Inflammatory myofibroblastic tumor (IMT) is a rare soft tissue neoplasm containing myofibroblastic spindle cells with inflammatory cells.1 It usually arises in the lung, abdomen, or pelvis and affects primarily children and young adults.2 Symptoms of disease are often restricted to the involved organ, and 15% to 30% of patients present with fever, malaise, microcytic anemia, weight loss, thrombocytosis, elevated erythrocyte sedimentation rate, or polyclonal hypergammaglobulinemia.3

Surgery is the primary management for patients with localized IMT; however, there is no standard treatment for patients with advanced and/or unresectable IMT. At the molecular level, gene fusion is a feature of IMT and also a common molecular feature of soft tissue sarcoma. Almost half of IMT cases carry ALK gene rearrangement that can be treated using ALK inhibitors,46 but therapeutic options for ALK-negative tumors are limited. ALK-negative IMTs may be more aggressive, with a higher frequency of metastasis compared with ALK-positive IMTs.7 Recent studies have described novel fusions involving ROS1, NTRK, RET, and PDGFRβ genes in a subset of ALK-negative cases.810 Little is known on the genomic level about potential oncogenic drivers in this subset of IMTs. Given the rarity of IMT, few prospective studies focusing on its targeted therapy are available. This report presents a case of TFG-ROS1–positive IMT that developed in the abdominal cavity and shrank remarkably after treatment with ceritinib.

Case Description

On September 3, 2018, a woman aged 22 years with no relevant past medical history presented to a local hospital with multiple masses in the left abdominal cavity and retroperitoneum seen on CT scan, and polypoid hyperplasia in the large intestine seen on colonoscopy. PET scan showed enhanced FDG-avid uptake in the retroperitoneum, suggesting a malignant tumor in the abdomen. The patient was subsequently referred to our hospital, where she underwent gastrojejunostomy on October 8, 2018. Postoperative pathologic diagnosis was intermediate spindle cell tumor of omental nodules. Under a light microscope, the tumor was found to be composed of proliferating fusiform fibroblasts/myofibroblasts and collagen fibers; fibroblasts were displayed with the shapes of striate, star, and bundle; and the mesenchyme contained abundant lymphocytes and plasmocytes. Immunohistochemical (IHC) staining of CD34, SMA, Ki67, β-catenin, CR, IgG4, CD38, CK, EMA, calretinin, and desmin were positive, whereas ALK, DOG1, CD117, S100, CD30, HMB45, Melan-A, STAT6, IgG, Era, progesterone receptor, and caldesmon were negative. Based on her IHC results and the tumor characteristics seen on light microscopy, the patient was finally diagnosed with abdominal IMT.

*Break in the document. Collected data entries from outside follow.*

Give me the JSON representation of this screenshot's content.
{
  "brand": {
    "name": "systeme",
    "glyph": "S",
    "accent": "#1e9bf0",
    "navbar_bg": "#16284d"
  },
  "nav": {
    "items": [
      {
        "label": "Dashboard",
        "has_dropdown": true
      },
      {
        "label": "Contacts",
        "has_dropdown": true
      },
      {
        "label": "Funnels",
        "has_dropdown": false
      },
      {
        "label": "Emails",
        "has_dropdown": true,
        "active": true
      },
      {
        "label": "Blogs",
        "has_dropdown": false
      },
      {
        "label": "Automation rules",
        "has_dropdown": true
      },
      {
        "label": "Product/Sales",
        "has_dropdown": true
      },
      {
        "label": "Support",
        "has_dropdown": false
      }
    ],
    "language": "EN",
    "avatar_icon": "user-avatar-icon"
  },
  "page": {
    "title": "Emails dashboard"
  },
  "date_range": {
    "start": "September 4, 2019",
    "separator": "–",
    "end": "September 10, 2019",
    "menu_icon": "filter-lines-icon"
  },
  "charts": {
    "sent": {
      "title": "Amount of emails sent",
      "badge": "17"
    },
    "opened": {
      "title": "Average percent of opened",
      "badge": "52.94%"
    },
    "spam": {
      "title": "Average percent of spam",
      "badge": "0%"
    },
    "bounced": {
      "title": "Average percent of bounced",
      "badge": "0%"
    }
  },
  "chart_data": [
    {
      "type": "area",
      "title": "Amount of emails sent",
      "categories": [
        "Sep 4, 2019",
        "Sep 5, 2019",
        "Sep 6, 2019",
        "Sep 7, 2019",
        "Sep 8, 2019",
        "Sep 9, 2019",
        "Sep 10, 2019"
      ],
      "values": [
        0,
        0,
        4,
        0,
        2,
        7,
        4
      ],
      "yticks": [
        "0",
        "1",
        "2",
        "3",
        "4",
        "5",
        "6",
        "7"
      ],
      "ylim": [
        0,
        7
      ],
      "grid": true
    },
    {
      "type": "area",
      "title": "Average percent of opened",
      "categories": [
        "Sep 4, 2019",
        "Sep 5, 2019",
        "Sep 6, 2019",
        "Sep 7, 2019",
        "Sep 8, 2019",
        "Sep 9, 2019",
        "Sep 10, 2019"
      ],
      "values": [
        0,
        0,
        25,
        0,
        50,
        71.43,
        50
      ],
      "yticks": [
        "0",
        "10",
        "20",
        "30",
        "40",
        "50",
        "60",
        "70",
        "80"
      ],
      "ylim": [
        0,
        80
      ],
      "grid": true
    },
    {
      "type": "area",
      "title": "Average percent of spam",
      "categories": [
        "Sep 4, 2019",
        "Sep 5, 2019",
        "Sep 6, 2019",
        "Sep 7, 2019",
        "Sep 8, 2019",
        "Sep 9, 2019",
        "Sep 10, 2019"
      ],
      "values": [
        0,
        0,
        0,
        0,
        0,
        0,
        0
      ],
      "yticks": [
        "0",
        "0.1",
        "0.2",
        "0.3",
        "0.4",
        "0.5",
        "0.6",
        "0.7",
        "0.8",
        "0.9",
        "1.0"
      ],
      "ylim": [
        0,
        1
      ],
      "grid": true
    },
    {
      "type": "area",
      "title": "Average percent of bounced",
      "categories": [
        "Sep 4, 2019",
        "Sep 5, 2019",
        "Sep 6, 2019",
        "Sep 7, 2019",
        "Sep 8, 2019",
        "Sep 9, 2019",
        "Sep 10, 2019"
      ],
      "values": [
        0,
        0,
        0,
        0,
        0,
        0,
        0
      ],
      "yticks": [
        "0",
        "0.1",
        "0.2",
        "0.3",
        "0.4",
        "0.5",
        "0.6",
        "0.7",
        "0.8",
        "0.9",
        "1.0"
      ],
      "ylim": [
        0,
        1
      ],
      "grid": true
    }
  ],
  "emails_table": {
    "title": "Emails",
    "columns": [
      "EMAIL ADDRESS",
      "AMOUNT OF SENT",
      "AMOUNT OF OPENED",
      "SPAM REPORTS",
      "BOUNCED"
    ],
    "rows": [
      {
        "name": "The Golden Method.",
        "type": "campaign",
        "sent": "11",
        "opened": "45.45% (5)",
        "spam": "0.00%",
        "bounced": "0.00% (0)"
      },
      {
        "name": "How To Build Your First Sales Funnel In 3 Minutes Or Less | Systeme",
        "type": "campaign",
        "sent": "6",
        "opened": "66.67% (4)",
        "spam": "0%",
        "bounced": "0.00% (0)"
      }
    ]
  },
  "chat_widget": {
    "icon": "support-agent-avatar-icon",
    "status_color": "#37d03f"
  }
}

On November 7, 2018, the patient was treated with cisplatin (40 mg/d intravenously) and methotrexate (25 mg/d intravenously) as adjuvant chemotherapy for 1 cycle. Meanwhile, next-generation sequencing (NGS) of the tumor tissue was performed at OrigiMed. A TFG-ROS1 fusion involving exons 1–4 of TFG and exons 35–43 of ROS1 was identified (Figure 1). The fusion retained the intact kinase domain of ROS1. During reexamination in December 2018, PET/CT scan (Figure 2A, B) showed enhanced hypermetabolic lesions in the retroperitoneum and mesenteric roots and the left lower abdomen. The patient withdrew from chemotherapy because of severe adverse effects and started ceritinib (450 mg/d) monotherapy on December 8, 2018. After 2.5 months of ceritinib treatment, PET/CT scan showed remarkable shrinkage and even disappearance of masses in the retroperitoneum and mesenteric roots and the left lower abdomen (Figure 2C, D). Clinical efficacy was evaluated as partial response. The patient developed vomiting and diarrhea after ceritinib treatment. These adverse effects disappeared after a ceritinib dose reduction to 300 mg/d beginning in June 2019. In August 2019, she restarted ceritinib at 450 mg/d, and no adverse effects occurred.

Figure 1.
Figure 1.

Genomic fusion of exons 1–4 of TGF to exons 35–43 of ROS1.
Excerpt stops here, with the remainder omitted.